Des chercheurs, y compris des scientifiques de l’Université de l’Iowa, de l’Université du Michigan et de l’Université de Washington, ont déclaré que l’efficacité des vaccins Pfizer et Moderna contre l’hospitalisation était tombée à 84 % entre 13 et 24 semaines après la vaccination, contre 86 % entre deux et 12 semaines après la vaccination. vaccination.

Sans injections de rappel, a suggéré Walensky, il y aura « une aggravation des infections au fil du temps » parmi ceux qui ont été vaccinés contre COVID-19.

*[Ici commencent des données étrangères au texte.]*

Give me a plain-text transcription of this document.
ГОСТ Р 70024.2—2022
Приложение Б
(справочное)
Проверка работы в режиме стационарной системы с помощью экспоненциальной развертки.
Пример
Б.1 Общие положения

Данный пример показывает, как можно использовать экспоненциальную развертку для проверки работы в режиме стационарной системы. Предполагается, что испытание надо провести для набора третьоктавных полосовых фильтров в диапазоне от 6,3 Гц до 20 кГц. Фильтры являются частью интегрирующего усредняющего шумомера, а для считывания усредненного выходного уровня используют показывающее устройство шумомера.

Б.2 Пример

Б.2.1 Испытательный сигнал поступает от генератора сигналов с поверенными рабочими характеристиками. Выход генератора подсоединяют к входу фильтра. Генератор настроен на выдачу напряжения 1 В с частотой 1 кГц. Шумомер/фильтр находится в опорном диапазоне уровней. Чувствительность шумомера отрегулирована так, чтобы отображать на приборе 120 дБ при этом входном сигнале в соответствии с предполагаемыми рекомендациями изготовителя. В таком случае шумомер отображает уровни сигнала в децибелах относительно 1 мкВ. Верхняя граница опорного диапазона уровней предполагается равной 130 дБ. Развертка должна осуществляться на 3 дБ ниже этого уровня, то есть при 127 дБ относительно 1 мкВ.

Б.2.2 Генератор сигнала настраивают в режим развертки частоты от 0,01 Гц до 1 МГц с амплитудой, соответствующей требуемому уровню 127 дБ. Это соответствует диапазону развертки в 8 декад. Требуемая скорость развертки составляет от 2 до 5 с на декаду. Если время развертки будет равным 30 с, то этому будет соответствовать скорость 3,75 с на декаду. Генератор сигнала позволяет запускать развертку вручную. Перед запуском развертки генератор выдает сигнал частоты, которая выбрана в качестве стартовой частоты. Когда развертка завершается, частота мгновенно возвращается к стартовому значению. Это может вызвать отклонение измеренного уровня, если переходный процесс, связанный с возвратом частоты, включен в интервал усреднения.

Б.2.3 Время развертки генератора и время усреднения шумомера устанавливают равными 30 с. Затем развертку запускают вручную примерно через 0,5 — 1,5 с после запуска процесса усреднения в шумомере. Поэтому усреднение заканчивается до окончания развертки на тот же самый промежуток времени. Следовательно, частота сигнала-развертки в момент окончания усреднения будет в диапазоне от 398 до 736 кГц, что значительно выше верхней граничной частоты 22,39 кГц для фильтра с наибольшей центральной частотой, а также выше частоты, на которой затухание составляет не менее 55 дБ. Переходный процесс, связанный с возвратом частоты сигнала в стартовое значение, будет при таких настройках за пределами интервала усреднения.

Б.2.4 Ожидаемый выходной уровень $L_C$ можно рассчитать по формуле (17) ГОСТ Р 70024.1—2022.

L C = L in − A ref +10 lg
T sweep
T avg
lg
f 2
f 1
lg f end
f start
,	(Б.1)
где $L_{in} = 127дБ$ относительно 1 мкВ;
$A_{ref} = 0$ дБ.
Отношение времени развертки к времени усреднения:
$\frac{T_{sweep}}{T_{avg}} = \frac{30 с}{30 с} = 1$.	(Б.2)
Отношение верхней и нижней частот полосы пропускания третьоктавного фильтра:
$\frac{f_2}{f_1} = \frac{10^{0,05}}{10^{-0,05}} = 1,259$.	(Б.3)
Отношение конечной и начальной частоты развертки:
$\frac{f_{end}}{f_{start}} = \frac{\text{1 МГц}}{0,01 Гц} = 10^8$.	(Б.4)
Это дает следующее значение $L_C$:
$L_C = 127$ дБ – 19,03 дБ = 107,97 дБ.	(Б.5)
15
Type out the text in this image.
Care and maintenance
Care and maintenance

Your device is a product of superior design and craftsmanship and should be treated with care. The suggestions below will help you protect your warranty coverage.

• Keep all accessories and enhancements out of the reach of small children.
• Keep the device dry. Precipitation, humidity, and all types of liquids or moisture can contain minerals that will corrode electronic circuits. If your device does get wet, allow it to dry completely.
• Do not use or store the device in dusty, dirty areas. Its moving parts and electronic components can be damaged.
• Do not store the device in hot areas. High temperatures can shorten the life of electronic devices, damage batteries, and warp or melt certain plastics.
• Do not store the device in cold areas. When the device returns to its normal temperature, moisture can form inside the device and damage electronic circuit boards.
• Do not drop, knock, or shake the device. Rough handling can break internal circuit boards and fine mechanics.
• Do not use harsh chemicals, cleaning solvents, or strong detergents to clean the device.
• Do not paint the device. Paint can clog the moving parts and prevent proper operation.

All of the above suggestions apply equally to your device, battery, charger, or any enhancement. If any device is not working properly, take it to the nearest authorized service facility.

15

Dans le contexte des conclusions du CDC, Walensky a déclaré que « nous prévoyons que les Américains reçoivent des injections de rappel à partir du mois prochain », affirmant que leur initiative est conçue pour « rester en avance sur ce virus ».

En conséquence, des doses de rappel des vaccins à ARNm fabriqués par Pfizer et Moderna seront probablement distribuées à partir de la semaine du 20 septembre. Le coordinateur de la réponse COVID-19 de la Maison Blanche, Jeff Zients et le chirurgien général, le Dr Vivek Murthy, ont déclaré aux journalistes lors de la conférence de presse : cependant, que leur plan dépend de l’autorisation ou non des doses de rappel par le CDC et la Food and Drug Administration.

Le comité consultatif du CDC a recommandé la semaine dernière des injections de rappel pour les personnes immunodéprimées, un jour après que les régulateurs des médicaments ont délivré une autorisation d’utilisation d’urgence pour la troisième injection pour la population.

Certains scientifiques extérieurs ont exprimé leur inquiétude face à cette décision, qui pourrait entraver les efforts pour faire parvenir des vaccins aux pays en développement.

« Je suis vraiment déçu. Cette décision n’est pas du tout justifiable au vu de ces données. Nous allons utiliser des millions de doses pour réduire le faible risque d’infections bénignes chez les personnes entièrement protégées avec un faible risque d’hospitalisation, alors que la plupart du monde attend une première dose », Dr Muge Cevik, expert en maladies infectieuses à l’École de médecine de l’Université de St. Andrews, a écrit sur Twitter.

« Le message que j’ai reçu en lisant les trois [études] était qu’il pourrait y avoir une certaine réduction de la protection contre les infections avec delta dans les maisons de soins infirmiers, mais aucune donnée sur la protection décroissante contre une maladie grave ou une hospitalisation », Dr Walid Gellad, professeur de médecine à l’École de médecine de l’Université de Pittsburgh, a ajouté.

Il y a quelques semaines, le CDC et la FDA ont déclaré que les individus « n’ont pas besoin d’un rappel pour le moment », contredisant une recommandation de Pfizer.

La semaine dernière, la directrice du CDC a déclaré au Wall Street Journal qu’elle « avait vraiment du mal » à savoir comment communiquer les conclusions et les recommandations du CDC au public américain.

Les responsables de Pfizer et de Moderna n’ont pas immédiatement répondu à une demande de commentaire sur la déclaration de Walensky.

Zachary Stieber a contribué à ce rapport.

 

Une réflexion sur “ Centres pour le contrôle et la prévention des maladies « CDC »

  1. On ne devrait plus vacciner depuis longtemps dans le monde entier, ce virus n’étant plus vraiment actif et encore moins maintenant étant nullement naturel. BIZARRE QUE LES ELITES N’EN VEULENT PAS ou font semblant de se faire vacciner qu’une fois.